“Non lo considero un voto su di me, è un voto che esprime una speranza straordinaria”; e poi il messaggio più forte, “Ora la rottamazione può iniziare”. Lo ha detto Matteo Renzi in conferenza stampa a Palazzo Chigi, commentando il successo ottenuto dal Partito democratico in queste elezioni europee, il 40,8% dei voti sul territorio nazionale (pari a 11.203.231 voti), che consente ai dem di doppiare il grande antagonista della vigilia, il Movimento 5 Stelle di Beppe Grillo (21,1%). Molti i temi toccati dal premier, dalla presidenza Ue al cambio di passo che serve all’Europa, dalle riforme alle promesse da mantenere. A proposito del voto, chiamato nuovamente da Renzi “derby speranza contro paura”, il premier ha espresso gratitudine per le forze politiche che hanno appoggiato il governo (Ncd), le quali “magari hanno preso meno delle aspettative”; ha invitato ad avere “rispetto” del voto che milioni di italiani hanno dato “a FI, a Ncd e a M5S”, e ha stigmatizzato “l’atteggiamento di superiorità che spesso in passato avevamo anche noi prima di elezioni che pensavamo di vincere e invece perdevamo”: una brutta premessa, secondo Renzi, un approccio che “va eliminato”. Con particolare riguardo la voto del Partito democratico, Renzi ne ha individuato la formula vincente “nello straordinario risultato delle nostre capoliste” – Alessandra Moretti, Alessia Mosca, Pina Picierno, Simona Bonafè e Caterina Chinnici -, e “nella mobilitazione degli uomini e donne del governo”. Renzi ha anche rilevato come il risultato elettorale proietti il Pd in cima alla classifica dei risultati nazionali della sinistra europea: il partito di Renzi, infatti, ha ottenuto più seggi della Spd tedesca (32 a 27), il partito di Martin Schulz, risultando così il primo partito del gruppo dei socilisti europei, S&D.

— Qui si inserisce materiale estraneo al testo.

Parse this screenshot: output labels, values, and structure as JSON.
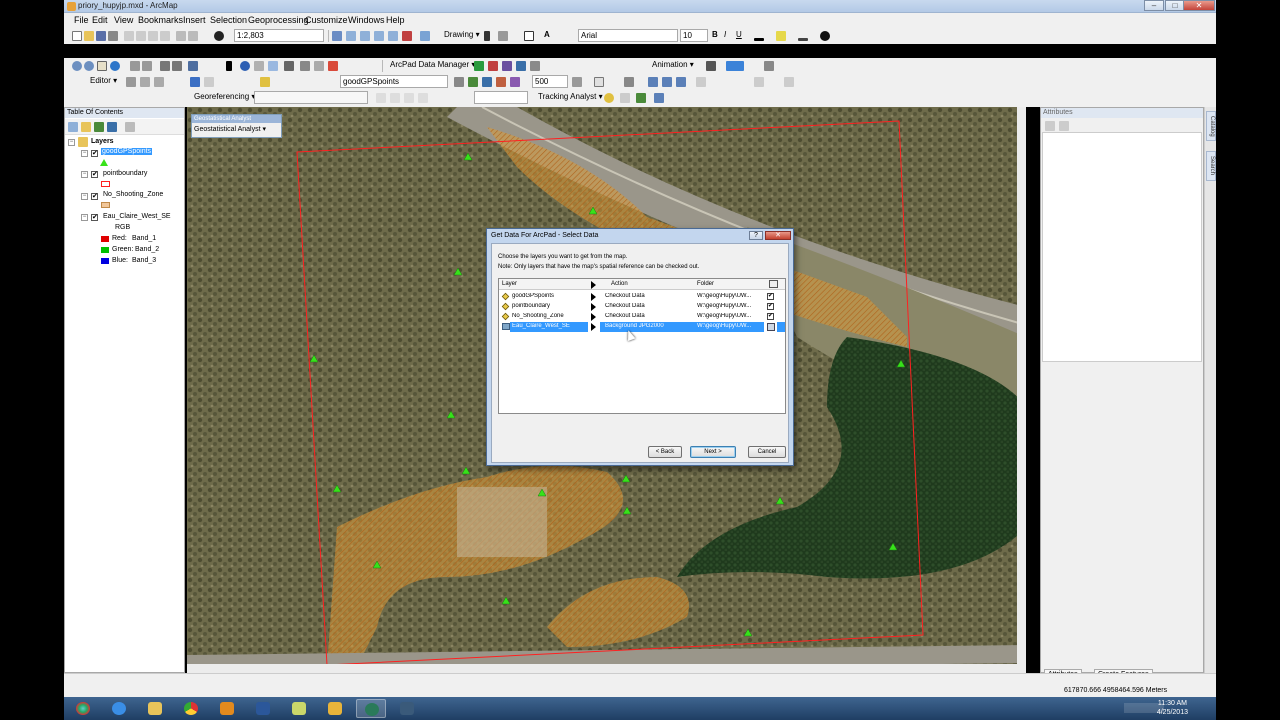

Matteo Renzi non si è fatto vivo davanti alle telecamere e per tutta la serata si sono rincorse le voci più diverse su alcuni suoi presunti incontri a Palazzo Chigi. Ben presto però è stato chiaro che per il Premier questa non era una fuga, ma un modo per preparare al meglio la vittoria che minuto dopo minuto si faceva più imponente. E allora eccolo, il tweet che in molti si aspettavano: “Un risultato storico. Commosso e determinato adesso al lavoro per un’Italia che cambi l’Europa. Grazie #unoxuno. @pdnetwork #senzapaura”. E se Renzi deciderà di cavalcare l’onda a modo suo, questo lo vedremo forse già tra qualche ora
“Se il risultato è confermato, noi saremmo insieme ad Angela Merkel l’unico partito al governo che regge. Vuol dire che è stato capito il senso del lavoro del governo per le riforme”. A dirlo è il vicesegretario del Partito democratico, Deborah Serracchiani, a commento del voto Pd in queste elezioni europee. Le proiezioni sul 30% del campione attribuiscono attualmente al Pd il 41,2%, al Movimento 5 Stelle il 21,9%, a Forza Italia il 16%, mentre la Lega Nord ottterrebbe il 6,5%, Ncd e Tsipras il 4%. Deborah Serracchiani parla di risultato “straordinario” e dice, riferita al Partito democratico, “siamo il primo partito progressista in Europa”.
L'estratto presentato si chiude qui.